Bell and colleagues argue that monitoring routines are rarely based on scientific evidence while decisions could be based on available trial data. We have recently reviewed the recommended monitoring routines in clinical practice guidelines on the management of patients with chronic obstructive pulmonary disease (COPD).(2) Although many monitoring routines were recommended for COPD, none of the recommendations was based on scientific evidence.(2) In contrast with the suggestion by Bell and colleagues, there was an almost complete lack of empirical studies that could support the introduction of these monitoring routines in daily medical care.(2,3) In fact, the effectiveness of interventions to alter the surrogate markers that were recommended by the guidelines as monitoring routines was usually lacking in randomised clinical trials. To illustrate this point let us contemplate on the widespread use of monitoring lung function in COPD patients. Lung function indices (especially the forced expiratory volume in 1 second, the FEV1) clearly fulfil the criteria proposed by Bell and colleagues for surrogate markers of a clinically important outcome (i.e., mortality). No present therapy other than smoking cessation was found to modify the lung function decline in patients with COPD.(4) Still, monitoring lung function is the single most recommended monitoring routine in clinical practice guidelines on the management of COPD, and lung function measurements in daily medical care have been implemented on a very large scale.(2) It seems that the ‘urge’ to do something for our COPD patients resulted in offering regular monitoring visits that may not necessarily be in the best interest of patients and professionals, which also places a large economic burden on the healthcare system. (It is estimated that if lung function would be monitored once a year in all patients with COPD in the Netherlands, this would cost the society about 15 million Euros annually).(5) We felt that these findings advocate the need for an evaluation of (lung function) monitoring in patients with COPD. Therefore, we have started a randomised clinical trial on this specific issue (clinicaltrial.gov REF: NCT00542061). We realise that we report on a specific chronic condition (i.e., COPD), but the same may apply for implemented monitoring routines for other (chronic) conditions like, for example, ultrasound imaging of the heart in patients with chronic heart failure.

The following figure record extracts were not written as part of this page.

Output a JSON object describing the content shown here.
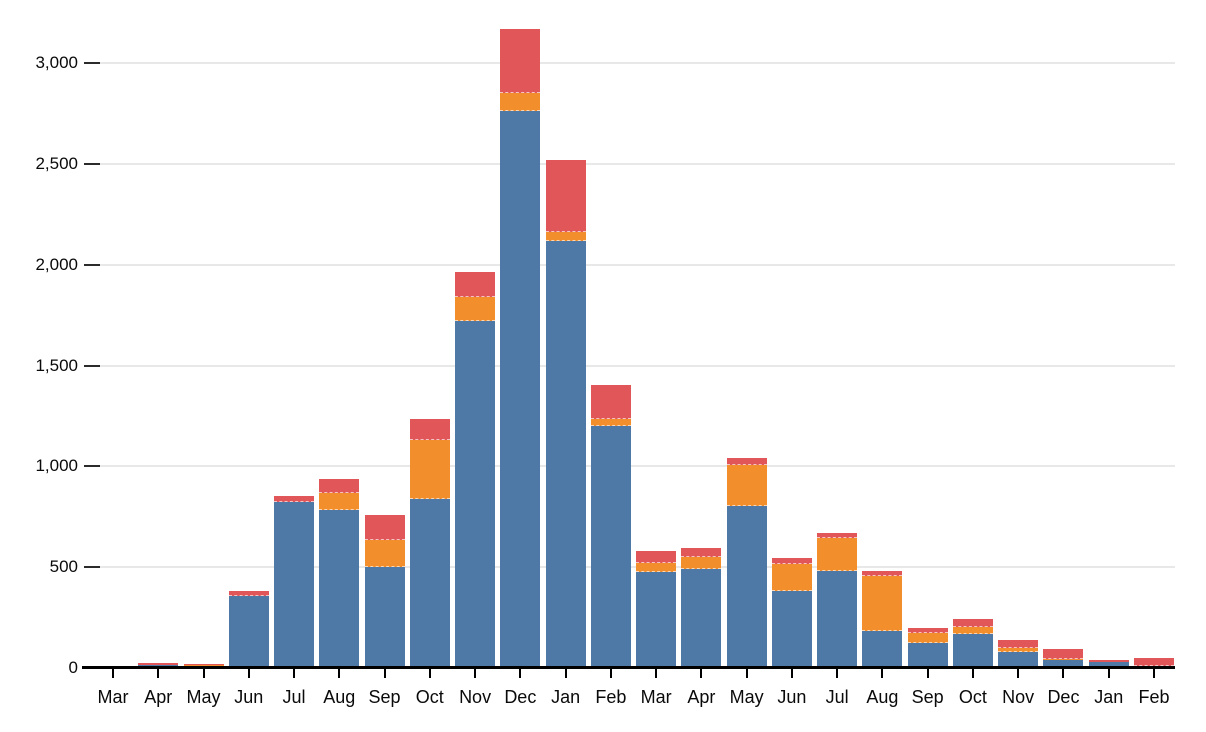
{
  "chart_data": {
    "type": "bar",
    "stacked": true,
    "title": "",
    "xlabel": "",
    "ylabel": "",
    "categories": [
      "Mar",
      "Apr",
      "May",
      "Jun",
      "Jul",
      "Aug",
      "Sep",
      "Oct",
      "Nov",
      "Dec",
      "Jan",
      "Feb",
      "Mar",
      "Apr",
      "May",
      "Jun",
      "Jul",
      "Aug",
      "Sep",
      "Oct",
      "Nov",
      "Dec",
      "Jan",
      "Feb"
    ],
    "series": [
      {
        "name": "blue",
        "color": "#4e79a7",
        "values": [
          2,
          15,
          10,
          355,
          825,
          785,
          500,
          840,
          1720,
          2760,
          2115,
          1200,
          475,
          490,
          805,
          380,
          480,
          185,
          125,
          170,
          80,
          40,
          30,
          10
        ]
      },
      {
        "name": "orange",
        "color": "#f28e2b",
        "values": [
          0,
          0,
          4,
          0,
          0,
          85,
          135,
          290,
          120,
          90,
          45,
          35,
          45,
          60,
          200,
          135,
          165,
          270,
          50,
          35,
          20,
          5,
          0,
          0
        ]
      },
      {
        "name": "red",
        "color": "#e15759",
        "values": [
          8,
          12,
          8,
          25,
          30,
          65,
          125,
          105,
          125,
          320,
          360,
          170,
          60,
          45,
          35,
          30,
          25,
          25,
          25,
          40,
          40,
          50,
          12,
          40
        ]
      }
    ],
    "ylim": [
      0,
      3200
    ],
    "y_ticks": [
      0,
      500,
      1000,
      1500,
      2000,
      2500,
      3000
    ],
    "y_tick_labels": [
      "0",
      "500",
      "1,000",
      "1,500",
      "2,000",
      "2,500",
      "3,000"
    ],
    "grid": true,
    "legend": "none",
    "colors": {
      "background": "#ffffff",
      "gridline": "#e8e8e8",
      "axis": "#000000",
      "tick": "#2b2b2b",
      "text": "#0a0a0a"
    }
  }
}
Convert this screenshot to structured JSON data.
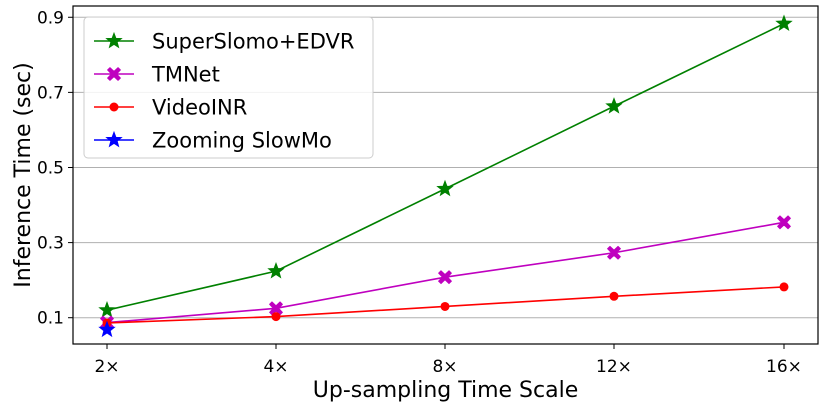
{
  "chart_data": {
    "type": "line",
    "title": "",
    "xlabel": "Up-sampling Time Scale",
    "ylabel": "Inference Time (sec)",
    "categories": [
      "2×",
      "4×",
      "8×",
      "12×",
      "16×"
    ],
    "ylim": [
      0.03,
      0.93
    ],
    "yticks": [
      0.1,
      0.3,
      0.5,
      0.7,
      0.9
    ],
    "ytick_labels": [
      "0.1",
      "0.3",
      "0.5",
      "0.7",
      "0.9"
    ],
    "grid": "horizontal",
    "legend_position": "top-left",
    "series": [
      {
        "name": "SuperSlomo+EDVR",
        "color": "#008000",
        "marker": "star",
        "values": [
          0.12,
          0.224,
          0.443,
          0.663,
          0.883
        ]
      },
      {
        "name": "TMNet",
        "color": "#bf00bf",
        "marker": "x-filled",
        "values": [
          0.087,
          0.125,
          0.208,
          0.273,
          0.354
        ]
      },
      {
        "name": "VideoINR",
        "color": "#ff0000",
        "marker": "circle",
        "values": [
          0.086,
          0.103,
          0.13,
          0.157,
          0.182
        ]
      },
      {
        "name": "Zooming SlowMo",
        "color": "#0000ff",
        "marker": "star",
        "values": [
          0.068,
          null,
          null,
          null,
          null
        ]
      }
    ]
  }
}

So, in addition to the recommendation by Bell and colleagues on the reporting of variability in treatment effect we argue that decisions on whether or not monitoring is indicated should preferably be based on empirical studies on the effectiveness of monitoring in daily patient care. This is especially the case when the information cannot be extracted from available scientific evidence but the monitoring routine is already implemented in daily care on a large scale.

Lisette van den Bemt, MSc; Tjard Schermer, PhD; Ivo Smeele, MD PhD

References

(1) Bell KJL, Irwig L, Craig JC, Macaskill P. Use of randomised trials to decide when to monitor response to new treatment BMJ 2008;336;361-365.

(2) Van den Bemt L, Schermer T, Smeele I, Bischoff E, Jacobs J, Grol R, Van Weel C. Monitoring of patients with COPD. A review of current guidelines´ recommendations. Respir Med 2008; doi:10.1016/j.rmed.2007.12.014

(3) Van den Bemt L, Schermer T, van Weel C. Rational monitoring of COPD. Where do current clinical guidelines stand? Eur Respir J 2007;29:1078–1081.

(4) Anthonisen NR, Skeans MA, Wise RA, Manfreda J, Kanner RE, Connett JE. The effects of a smoking cessation intervention on 14.5-year mortality: a randomized clinical trial. Ann Intern Med 2005;142:233-9.

(5) Dekhuijzen PN, Smeele IJM, Smorenburg SM. [Guideline for the non- pharmacological treatment of COPD] Ned Tijdschr Geneeskd. 2006 Jun 3;150(22):1233-7. Dutch.